In 2017 it was ranked No. 66 in Paste magazine's "The 100 Best Indie Folk Albums" list.

Professional ratings
Review scores
| Source | Rating |
| AllMusic | Star |
| MusicOMH | Star |

==Track listing==
All songs were written by Joy Williams and John Paul White, except where noted.
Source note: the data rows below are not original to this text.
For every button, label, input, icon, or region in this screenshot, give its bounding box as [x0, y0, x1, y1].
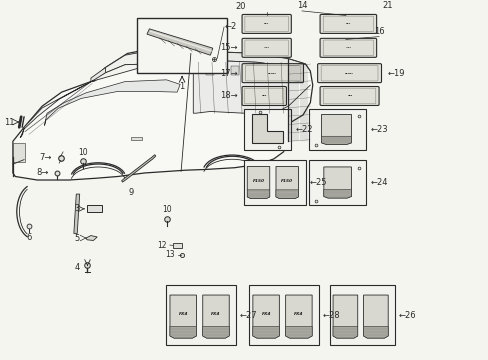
Polygon shape — [170, 295, 196, 338]
Polygon shape — [247, 190, 269, 198]
FancyBboxPatch shape — [317, 64, 381, 83]
Text: 16: 16 — [373, 27, 384, 36]
Text: ←23: ←23 — [369, 125, 387, 134]
Polygon shape — [193, 60, 288, 113]
Text: ←27: ←27 — [240, 311, 257, 320]
Polygon shape — [332, 327, 357, 338]
Polygon shape — [247, 166, 269, 198]
FancyBboxPatch shape — [320, 38, 376, 57]
Text: 9: 9 — [128, 188, 134, 197]
Bar — [131, 137, 142, 140]
Text: 5: 5 — [74, 234, 80, 243]
Bar — [206, 66, 214, 75]
Bar — [308, 159, 366, 205]
Text: SPORT: SPORT — [268, 73, 277, 74]
Text: 1: 1 — [179, 82, 184, 91]
Text: 6: 6 — [26, 233, 32, 242]
Text: SPORT: SPORT — [345, 73, 353, 74]
FancyBboxPatch shape — [320, 14, 376, 33]
FancyBboxPatch shape — [242, 86, 286, 105]
Text: 3: 3 — [74, 204, 80, 213]
Text: ←25: ←25 — [309, 178, 326, 187]
Polygon shape — [122, 155, 156, 182]
Polygon shape — [86, 235, 97, 240]
Bar — [87, 205, 102, 212]
Text: 10: 10 — [163, 206, 172, 215]
Text: F150: F150 — [252, 179, 264, 183]
Text: F150: F150 — [281, 179, 293, 183]
Polygon shape — [20, 53, 190, 138]
Bar — [243, 159, 305, 205]
Text: 21: 21 — [382, 1, 392, 10]
FancyBboxPatch shape — [320, 86, 378, 105]
Polygon shape — [323, 190, 351, 198]
Text: STX: STX — [345, 23, 350, 24]
Polygon shape — [285, 295, 311, 338]
Polygon shape — [74, 194, 80, 233]
Polygon shape — [203, 327, 229, 338]
Polygon shape — [363, 295, 387, 338]
FancyBboxPatch shape — [242, 64, 303, 83]
Text: 20: 20 — [235, 2, 246, 11]
Text: 8→: 8→ — [36, 168, 48, 177]
Polygon shape — [147, 29, 212, 55]
Text: 13: 13 — [165, 250, 175, 259]
Text: 7→: 7→ — [40, 153, 52, 162]
Polygon shape — [332, 295, 357, 338]
Bar — [255, 66, 263, 75]
Bar — [243, 109, 291, 150]
Polygon shape — [252, 295, 279, 338]
Bar — [137, 18, 227, 73]
Text: 18→: 18→ — [220, 91, 237, 100]
Bar — [166, 285, 236, 345]
Text: 4x4: 4x4 — [346, 47, 350, 48]
Text: 11: 11 — [4, 117, 14, 126]
Text: 10: 10 — [78, 148, 87, 157]
Text: STX: STX — [264, 23, 269, 24]
Text: 4: 4 — [74, 263, 80, 272]
Text: ←28: ←28 — [323, 311, 340, 320]
Text: XTR: XTR — [346, 95, 351, 96]
FancyBboxPatch shape — [242, 38, 291, 57]
Text: FX4: FX4 — [178, 312, 187, 316]
Text: 14: 14 — [296, 1, 306, 10]
Bar — [249, 285, 319, 345]
Polygon shape — [252, 327, 279, 338]
Polygon shape — [91, 51, 189, 82]
Bar — [230, 66, 238, 75]
Text: FX4: FX4 — [261, 312, 270, 316]
Polygon shape — [363, 327, 387, 338]
Text: ←22: ←22 — [295, 125, 312, 134]
Bar — [329, 285, 394, 345]
Polygon shape — [91, 68, 105, 82]
Text: 17→: 17→ — [220, 69, 237, 78]
Polygon shape — [323, 167, 351, 198]
Bar — [172, 243, 181, 248]
Polygon shape — [13, 48, 312, 180]
Polygon shape — [285, 327, 311, 338]
Text: XTR: XTR — [261, 95, 266, 96]
Bar — [13, 143, 25, 162]
Polygon shape — [321, 114, 351, 144]
Polygon shape — [44, 80, 180, 126]
Text: ←24: ←24 — [369, 178, 387, 187]
Polygon shape — [321, 136, 351, 144]
Text: 15→: 15→ — [220, 43, 237, 52]
Text: FX4: FX4 — [294, 312, 303, 316]
Polygon shape — [190, 52, 305, 67]
Text: ←2: ←2 — [224, 22, 237, 31]
Polygon shape — [170, 327, 196, 338]
Text: 12: 12 — [157, 240, 166, 249]
Text: FX4: FX4 — [211, 312, 220, 316]
Text: 4x4: 4x4 — [264, 47, 268, 48]
FancyBboxPatch shape — [242, 14, 291, 33]
Polygon shape — [275, 166, 298, 198]
Text: ←19: ←19 — [386, 69, 404, 78]
Bar — [308, 109, 366, 150]
Polygon shape — [275, 190, 298, 198]
Polygon shape — [203, 295, 229, 338]
Polygon shape — [252, 114, 282, 143]
Bar — [277, 66, 285, 75]
Text: ←26: ←26 — [398, 311, 415, 320]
The two bonus tracks are available with electronic album's versions. but not on the CD. An extended version of Barton Hollow was released in Europe through Sony Music on March 1, 2012, which contained the 12 tracks included with the North American release, the 2 bonus tracks from the electronic version, plus 4 additional tracks.
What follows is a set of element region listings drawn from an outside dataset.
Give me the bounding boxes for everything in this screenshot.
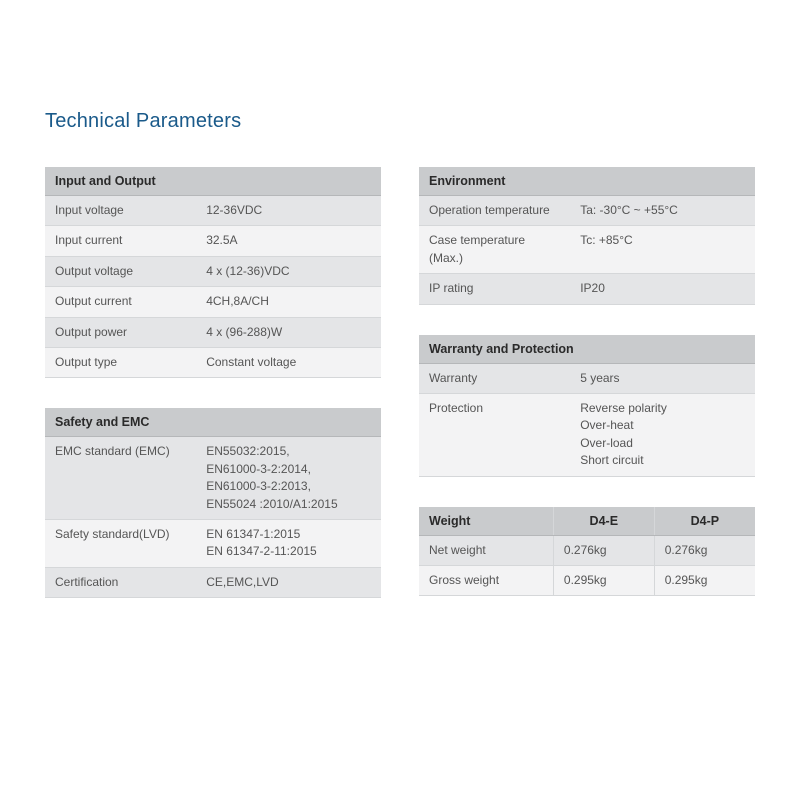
row-label: IP rating <box>419 274 570 304</box>
row-label: EMC standard (EMC) <box>45 437 196 520</box>
safety-table: Safety and EMC EMC standard (EMC)EN55032… <box>45 408 381 598</box>
table-row: IP ratingIP20 <box>419 274 755 304</box>
right-column: Environment Operation temperatureTa: -30… <box>419 167 755 628</box>
row-value: 0.276kg <box>654 535 755 565</box>
table-row: Input voltage12-36VDC <box>45 196 381 226</box>
table-row: EMC standard (EMC)EN55032:2015,EN61000-3… <box>45 437 381 520</box>
table-row: Case temperature (Max.)Tc: +85°C <box>419 226 755 274</box>
row-value: 0.295kg <box>553 565 654 595</box>
row-value: 4 x (12-36)VDC <box>196 256 381 286</box>
weight-table: Weight D4-E D4-P Net weight 0.276kg 0.27… <box>419 507 755 597</box>
row-value: CE,EMC,LVD <box>196 567 381 597</box>
weight-col-header: D4-E <box>553 507 654 536</box>
row-value: Constant voltage <box>196 347 381 377</box>
row-label: Gross weight <box>419 565 553 595</box>
row-label: Protection <box>419 393 570 476</box>
table-row: Output power4 x (96-288)W <box>45 317 381 347</box>
row-value: 12-36VDC <box>196 196 381 226</box>
row-label: Case temperature (Max.) <box>419 226 570 274</box>
row-value: 4 x (96-288)W <box>196 317 381 347</box>
table-row: ProtectionReverse polarityOver-heatOver-… <box>419 393 755 476</box>
warranty-table: Warranty and Protection Warranty5 years … <box>419 335 755 477</box>
row-label: Input current <box>45 226 196 256</box>
row-label: Warranty <box>419 363 570 393</box>
row-label: Input voltage <box>45 196 196 226</box>
content-columns: Input and Output Input voltage12-36VDC I… <box>45 167 755 628</box>
table-row: Output typeConstant voltage <box>45 347 381 377</box>
row-value: Tc: +85°C <box>570 226 755 274</box>
row-value: 4CH,8A/CH <box>196 287 381 317</box>
table-row: CertificationCE,EMC,LVD <box>45 567 381 597</box>
row-label: Output type <box>45 347 196 377</box>
row-value: Ta: -30°C ~ +55°C <box>570 196 755 226</box>
left-column: Input and Output Input voltage12-36VDC I… <box>45 167 381 628</box>
row-label: Net weight <box>419 535 553 565</box>
row-label: Operation temperature <box>419 196 570 226</box>
row-label: Output current <box>45 287 196 317</box>
row-label: Safety standard(LVD) <box>45 519 196 567</box>
row-value: 5 years <box>570 363 755 393</box>
row-value: 32.5A <box>196 226 381 256</box>
table-row: Output voltage4 x (12-36)VDC <box>45 256 381 286</box>
row-value: EN 61347-1:2015EN 61347-2-11:2015 <box>196 519 381 567</box>
table-row: Gross weight 0.295kg 0.295kg <box>419 565 755 595</box>
warranty-header: Warranty and Protection <box>419 335 755 364</box>
table-row: Output current4CH,8A/CH <box>45 287 381 317</box>
table-row: Safety standard(LVD)EN 61347-1:2015EN 61… <box>45 519 381 567</box>
row-value: 0.276kg <box>553 535 654 565</box>
table-row: Operation temperatureTa: -30°C ~ +55°C <box>419 196 755 226</box>
env-header: Environment <box>419 167 755 196</box>
row-label: Certification <box>45 567 196 597</box>
row-value: 0.295kg <box>654 565 755 595</box>
table-row: Input current32.5A <box>45 226 381 256</box>
row-label: Output power <box>45 317 196 347</box>
safety-header: Safety and EMC <box>45 408 381 437</box>
page-title: Technical Parameters <box>45 110 755 133</box>
env-table: Environment Operation temperatureTa: -30… <box>419 167 755 305</box>
table-row: Net weight 0.276kg 0.276kg <box>419 535 755 565</box>
io-header: Input and Output <box>45 167 381 196</box>
row-value: Reverse polarityOver-heatOver-loadShort … <box>570 393 755 476</box>
weight-col-header: Weight <box>419 507 553 536</box>
row-value: EN55032:2015,EN61000-3-2:2014,EN61000-3-… <box>196 437 381 520</box>
io-table: Input and Output Input voltage12-36VDC I… <box>45 167 381 378</box>
row-value: IP20 <box>570 274 755 304</box>
weight-col-header: D4-P <box>654 507 755 536</box>
row-label: Output voltage <box>45 256 196 286</box>
table-row: Warranty5 years <box>419 363 755 393</box>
| No. | Title | Writer(s) | Length |
|---|---|---|---|
| 1. | "20 Years" |  | 3:02 |
| 2. | "I've Got This Friend" |  | 3:24 |
| 3. | "C'est la mort" |  | 2:30 |
| 4. | "To Whom It May Concern" |  | 3:32 |
| 5. | "Poison & Wine" | Williams, White, Chris Lindsey | 3:40 |
| 6. | "My Father's Father" |  | 3:21 |
| 7. | "Barton Hollow" |  | 3:26 |
| 8. | "The Violet Hour" |  | 3:26 |
| 9. | "Girl With the Red Balloon" |  | 3:50 |
| 10. | "Falling" |  | 3:59 |
| 11. | "Forget Me Not" |  | 2:57 |
| 12. | "Birds of a Feather" |  | 3:06 |

Electronic version bonus tracks
| No. | Title | Writer(s) | Length |
|---|---|---|---|
| 13. | "I Want You Back" | Berry Gordy, Freddie Perren, Alphonzo Mizell and Deke Richards | 3:15 |
| 14. | "Dance Me to the End of Love" | Leonard Cohen | 3:05 |

European edition bonus tracks
| No. | Title | Writer(s) | Length |
|---|---|---|---|
| 13. | "Billie Jean" | Michael Jackson | 4:09 |
| 14. | "I Want You Back" | Berry Gordy, Freddie Perren, Alphonzo Mizell and Deke Richards | 3:15 |
| 15. | "Dance Me to the End of Love" | Leonard Cohen | 3:05 |
| 16. | "You Are My Sunshine" | Jimmie Davis and Charles Mitchell | 3:09 |
| 17. | "Goodbye Girl" | John Paul White; Joy Williams | 4:00 |
| 18. | "Marionette" (demo) | John Paul White; Joy Williams | 3:01 |

==Personnel==
Listed in AllMusic.

- Joy Williams: lead vocals, background vocals, piano, Hohner organ, bells
- John Paul White: lead vocals, background vocals, acoustic guitar, electric guitar, resonator guitar, banjo, bass guitar
- Andy Leftwich: fiddle, mandolin
- David Davidson: violin
- John Catchings: cello
- Jerry McPherson: electric guitar
- J.T. Corenflos: electric guitar
- Dan Dugmore: pedal steel guitar
- Tim Lauer: keyboards, synthesizer, keyboard bass, organ, "tiny keyboard"
- Charlie Peacock: electric piano, trumpet, producer, additional engineering
- Barry Bales: double bass
- Ken Lewis: percussion
- Richie Biggs: engineer, mixer
- Richard Dodd: mastering

==Charts==

===Weekly charts===

Weekly sales chart performance for Barton Hollow
| Chart (2011–2012) | Peak position |
|---|---|
| Belgian Albums (Ultratop Flanders) | 37 |
| Canadian Albums (Billboard) | 16 |
| Dutch Albums (Album Top 100) | 93 |
| Irish Albums (IRMA) | 26 |
| New Zealand Albums (RMNZ) | 40 |
| Scottish Albums (OCC) | 13 |
| UK Albums (OCC) | 13 |
| US Billboard 200 | 10 |
| US Americana/Folk Albums (Billboard) | 1 |
| US Independent Albums (Billboard) | 1 |
| US Top Rock Albums (Billboard) | 2 |

===Year-end charts===

Year-end chart performance for Barton Hollow
| Chart (2011) | Position |
|---|---|
| US Billboard 200 | 153 |
| US Top Rock Albums (Billboard) | 29 |
| Chart (2012) | Position |
| US Billboard 200 | 88 |
| US Top Rock Albums (Billboard) | 27 |

===Singles===

Sales chart performance for singles from Barton Hollow
| Year | Single | Peak positions |
US
| 2011 | "Barton Hollow"^{A} | 101 |

- ^{A} Did not enter the Hot 100 but charted on Bubbling Under Hot 100 Singles.

==Certifications==

Sales certifications for Barton Hollow
| Region | Certification | Certified units/sales |
| Canada (Music Canada) | Gold | 40,000^{^} |
| United Kingdom (BPI) | Gold | 100,000^{*} |
| United States (RIAA) | Gold | 623,000 |
^{*} Sales figures based on certification alone. ^{^} Shipments figures based on certification alone.